TiTok: Transfer Token-level Knowledge via Contrastive Excess to Transplant LoRA¶

Conference: ICLR 2026 arXiv: 2510.04682 Code: https://github.com/NaughtyMaltiz16/TiTok Area: Model Compression Keywords: LoRA Transfer, Knowledge Distillation, Token-level Selection, Parameter-Efficient Fine-Tuning, Contrastive Excess Score

TL;DR¶

This paper proposes TiTok, a framework that enables efficient cross-model transfer of LoRA adapters via token-level contrastive excess scores, without requiring an auxiliary discriminator model.
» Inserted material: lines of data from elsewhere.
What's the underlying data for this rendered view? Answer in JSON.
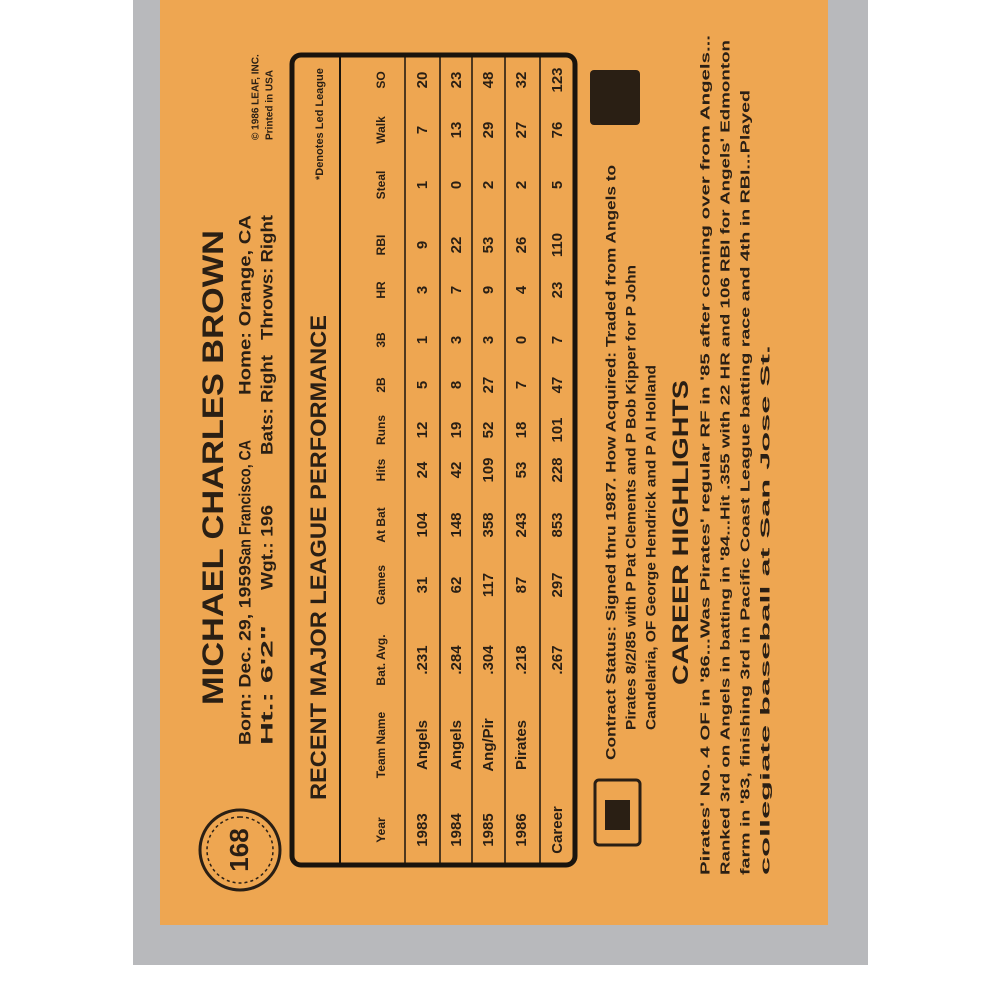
{
  "card": {
    "number": "168",
    "name": "MICHAEL CHARLES BROWN",
    "bio_line1": [
      "Born: Dec. 29, 1959",
      "San Francisco, CA",
      "Home: Orange, CA"
    ],
    "bio_line2": [
      "Ht.: 6'2\"",
      "Wgt.: 196",
      "Bats: Right",
      "Throws: Right"
    ],
    "copyright": [
      "© 1986 LEAF, INC.",
      "Printed in USA"
    ]
  },
  "table": {
    "title": "RECENT MAJOR LEAGUE PERFORMANCE",
    "note": "*Denotes Led League",
    "columns": [
      "Year",
      "Team Name",
      "Bat. Avg.",
      "Games",
      "At Bat",
      "Hits",
      "Runs",
      "2B",
      "3B",
      "HR",
      "RBI",
      "Steal",
      "Walk",
      "SO"
    ],
    "rows": [
      [
        "1983",
        "Angels",
        ".231",
        "31",
        "104",
        "24",
        "12",
        "5",
        "1",
        "3",
        "9",
        "1",
        "7",
        "20"
      ],
      [
        "1984",
        "Angels",
        ".284",
        "62",
        "148",
        "42",
        "19",
        "8",
        "3",
        "7",
        "22",
        "0",
        "13",
        "23"
      ],
      [
        "1985",
        "Ang/Pir",
        ".304",
        "117",
        "358",
        "109",
        "52",
        "27",
        "3",
        "9",
        "53",
        "2",
        "29",
        "48"
      ],
      [
        "1986",
        "Pirates",
        ".218",
        "87",
        "243",
        "53",
        "18",
        "7",
        "0",
        "4",
        "26",
        "2",
        "27",
        "32"
      ],
      [
        "Career",
        "",
        ".267",
        "297",
        "853",
        "228",
        "101",
        "47",
        "7",
        "23",
        "110",
        "5",
        "76",
        "123"
      ]
    ]
  },
  "contract": [
    "Contract Status: Signed thru 1987. How Acquired: Traded from Angels to",
    "Pirates 8/2/85 with P Pat Clements and P Bob Kipper for P John",
    "Candelaria, OF George Hendrick and P Al Holland"
  ],
  "highlights": {
    "title": "CAREER HIGHLIGHTS",
    "lines": [
      "Pirates' No. 4 OF in '86...Was Pirates' regular RF in '85 after coming over from Angels...",
      "Ranked 3rd on Angels in batting in '84...Hit .355 with 22 HR and 106 RBI for Angels' Edmonton",
      "farm in '83, finishing 3rd in Pacific Coast League batting race and 4th in RBI...Played",
      "collegiate baseball at San Jose St."
    ]
  }
}
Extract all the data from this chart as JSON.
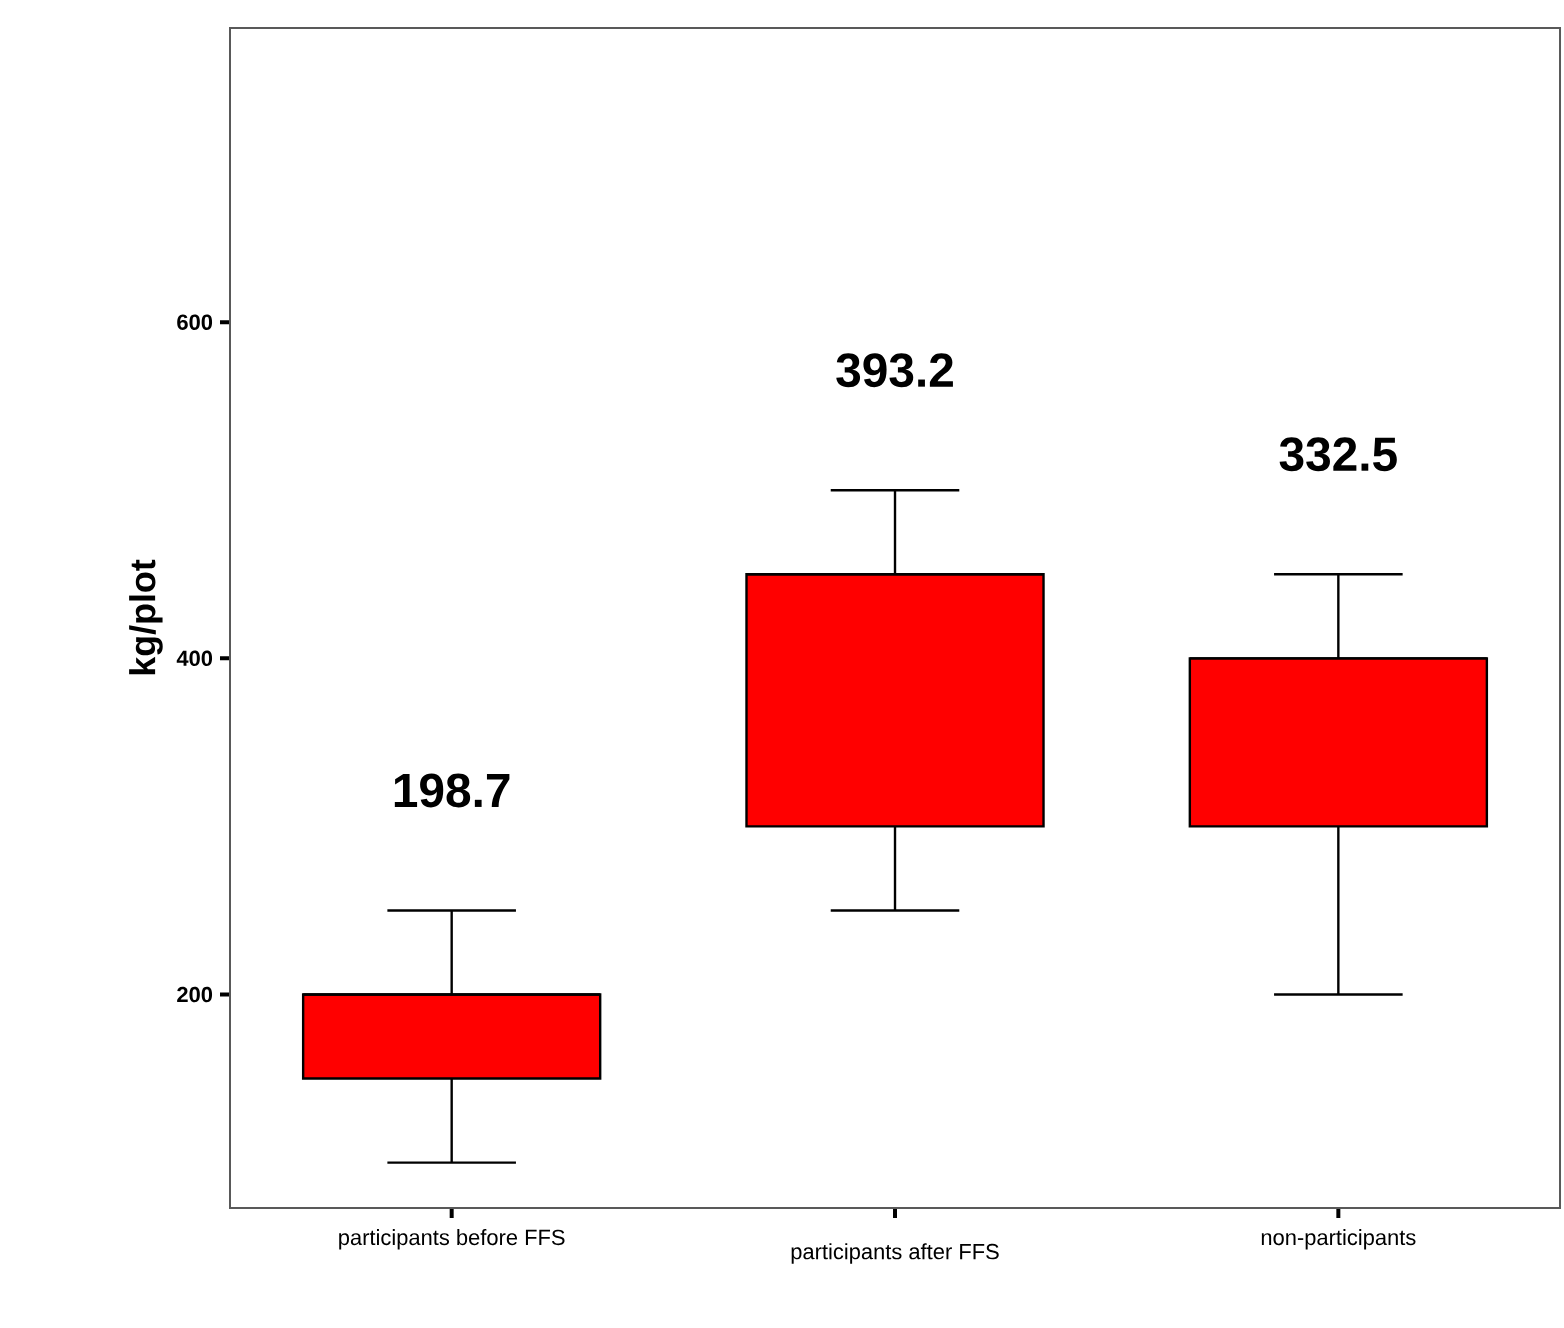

TiTok consistently outperforms TransLoRA and knowledge distillation baselines on reasoning and personalization tasks.

Background & Motivation¶

The binding problem of LoRA: Although PEFT methods such as LoRA are parameter-efficient, adapter parameters are tightly coupled to a specific base model and cannot be directly transferred across models.
Limitations of Prior Work:
- Knowledge distillation (KD) requires access to the original training data, which is typically unavailable.
- TransLoRA addresses data dependency through synthetic data but requires training an additional discriminator model for data filtering, introducing extra complexity.
Core Motivation: Can task-relevant knowledge signals be extracted at the token level from a LoRA adapter in a more lightweight manner, so as to guide cross-model knowledge transfer?

Method¶

Overall Architecture¶

TiTok consists of three stages: 1. Synthetic data generation → 2. Excess score computation → 3. Target model training with filtering

Key Design 1: Token-level Contrastive Excess Score¶

The token-level score difference between the source model with and without LoRA is defined as:

\[S(y_i) = L_e(y_i) - L_a(y_i)\]

where:

\[L_a(y_i) = \log P_{\mathcal{M}_s}(y_i \mid \mathbf{q}, \mathbf{y}_{<i}), \quad L_e(y_i) = \log P_{\mathcal{M}_s + \mathcal{A}_s}(y_i \mid \mathbf{q}, \mathbf{y}_{<i})\]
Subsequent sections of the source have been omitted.